Hiker: Will Harlan, ultra-endurance runner and writer
Executive summary by darmansjah
This route was the original ultra that Micah True (aka Caballo Blanco) ran with the Tarahumara before moving the race to the more accessible gravel roads of Urique. The trail climbs 5,000 feet from the desert floor to the forested canyon rim, crossing gurgling arroyos and offering literally breathtaking canyon vistas. The steep, quad-crushing descent down to the Batopilas River offers equally stunning scenery. The river-carved Copper Canyon is deeper than the Grand Canyon but without a single trail sign or marker. I learned that lesson the hard way on my first hike, getting lost, drinking Giardia-infested water, and being held up by AK-47-wielding drug runners. —Will Harlan
Length: 30 miles
The Details: Yes, Copper Canyon is larger than the Grand Canyon, but it’s a bit of a misnomer—it’s a system of six major river-carved canyons in Chihuahua that include everything from pure wilderness to villages inhabited by the native Tarahumara people to a railroad running down in the middle of them.

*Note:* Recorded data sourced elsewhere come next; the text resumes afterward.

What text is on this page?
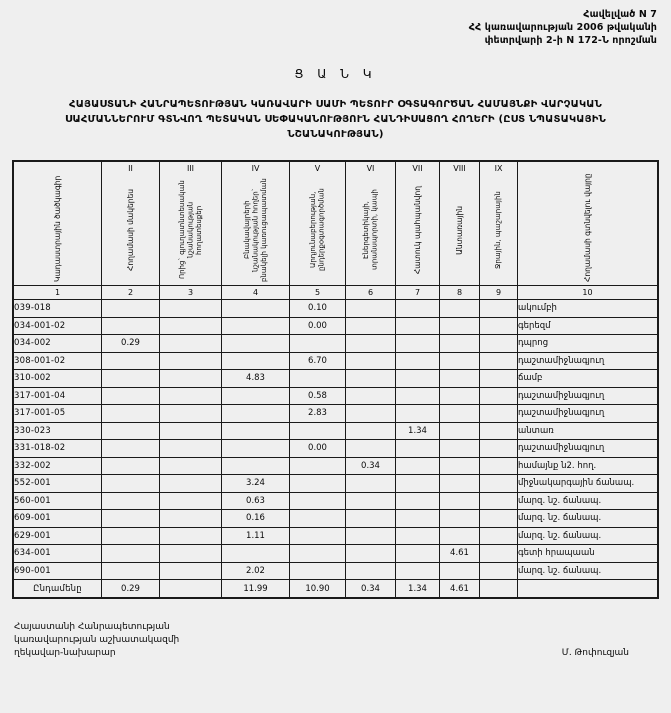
Հավելված N 7
ՀՀ կառավարության 2006 թվականի
փետրվարի 2-ի N 172-Ն որոշման
Ց Ա Ն Կ
ՀԱՅԱՍՏԱՆԻ ՀԱՆՐԱՊԵՏՈՒԹՅԱՆ ԿԱՌԱՎԱՐԻ ՍԱՄԻ ՊԵՏՈՒՐ ՕԳՏԱԳՈՐԾԱՆ ՀԱՄԱՅՆՔԻ ՎԱՐՉԱԿԱՆ ՍԱՀՄԱՆՆԵՐՈՒՄ ԳՏՆՎՈՂ ՊԵՏԱԿԱՆ ՍԵՓԱԿԱՆՈՒԹՅՈՒՆ ՀԱՆԴԻՍԱՑՈՂ ՀՈՂԵՐԻ (ԸՍՏ ՆՊԱՏԱԿԱՅԻՆ ՆՇԱՆԱԿՈՒԹՅԱՆ)
	II	III	IV	V	VI	VII	VIII	IX	

Կադաստրային ծածկագիր	Հողամասի մակերես	Որից` գյուղատնտեսական նշանակության հողատեսքեր	Բնակավայրերի նշանակության հողեր` բնակելի կառուցապատման	Արդյունաբերության, ընդերքօգտագործման	Էներգետիկայի, տրանսպորտի, կապի	Հատուկ պահպանվող	Անտառային	Ջրային, պաշարային	Հողամասի գտնվելու վայրը

1	2	3	4	5	6	7	8	9	10
039-018				0.10					ակումբի
034-001-02				0.00					գերեզմ
034-002	0.29								դպրոց
308-001-02				6.70					դաշտամիջնագյուղ
310-002			4.83						ճամբ
317-001-04				0.58					դաշտամիջնագյուղ
317-001-05				2.83					դաշտամիջնագյուղ
330-023						1.34			անտառ
331-018-02				0.00					դաշտամիջնագյուղ
332-002					0.34				համայնք ն2. հող.
552-001			3.24						միջնակարգային ճանապ.
560-001			0.63						մարզ. նշ. ճանապ.
609-001			0.16						մարզ. նշ. ճանապ.
629-001			1.11						մարզ. նշ. ճանապ.
634-001							4.61		գետի հրապաան
690-001			2.02						մարզ. նշ. ճանապ.
Ընդամենը	0.29		11.99	10.90	0.34	1.34	4.61		
Հայաստանի Հանրապետության
կառավարության աշխատակազմի
ղեկավար-նախարար	Մ. Թոփուզյան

This typically three-day trip—unless you are running like Micah True and Will Harlan—connects the two local communities of Urique, a sleepy town almost free of tourists, and Batopilas, a former silver mining hot spot that’s about a five-hour bus ride from the larger town of Creel. In between, the trail dips into the best of what these canyons have to offer: It winds through steep sandstone walls and past massive agave plants (as well as wandering near a ghost town and the occasional wild burro). As it grunts to the top of the canyon, the trail opens up for a view that has none of the busloads of gawkers and interpretive signage of the better known canyon across the border. You do need to be careful, both of the danger of bandits and, more likely, dehydration. Water is stunningly beautiful when it comes cascading into this desert—but stock up on it when you find it.
When to Go: Late fall (October-November) or early spring (March-April), when the temperatures don’t get too hot
About Harlan: In 2009, Will Harlan (aka El Chivo, "the goat") won the legendary Ultramarathon Caballo Blanco 50-mile race in Mexico’s Copper Canyon, an experience that is documented in the forthcoming film El Chivo. No gloating champion, his victory showed both his athletic prowess and a sensitivity and connection to the people who have lived in the canyons for centuries. The editor of Blue Ridge Outdoors, Harlan lives on a sustainable farm in North Carolina. He's also five-time champion of the 40-mile Mount Mitchell Challenge and holds the record for the fastest unsupported crossing of the Appalachian Trail through Great Smoky Mountains National Park.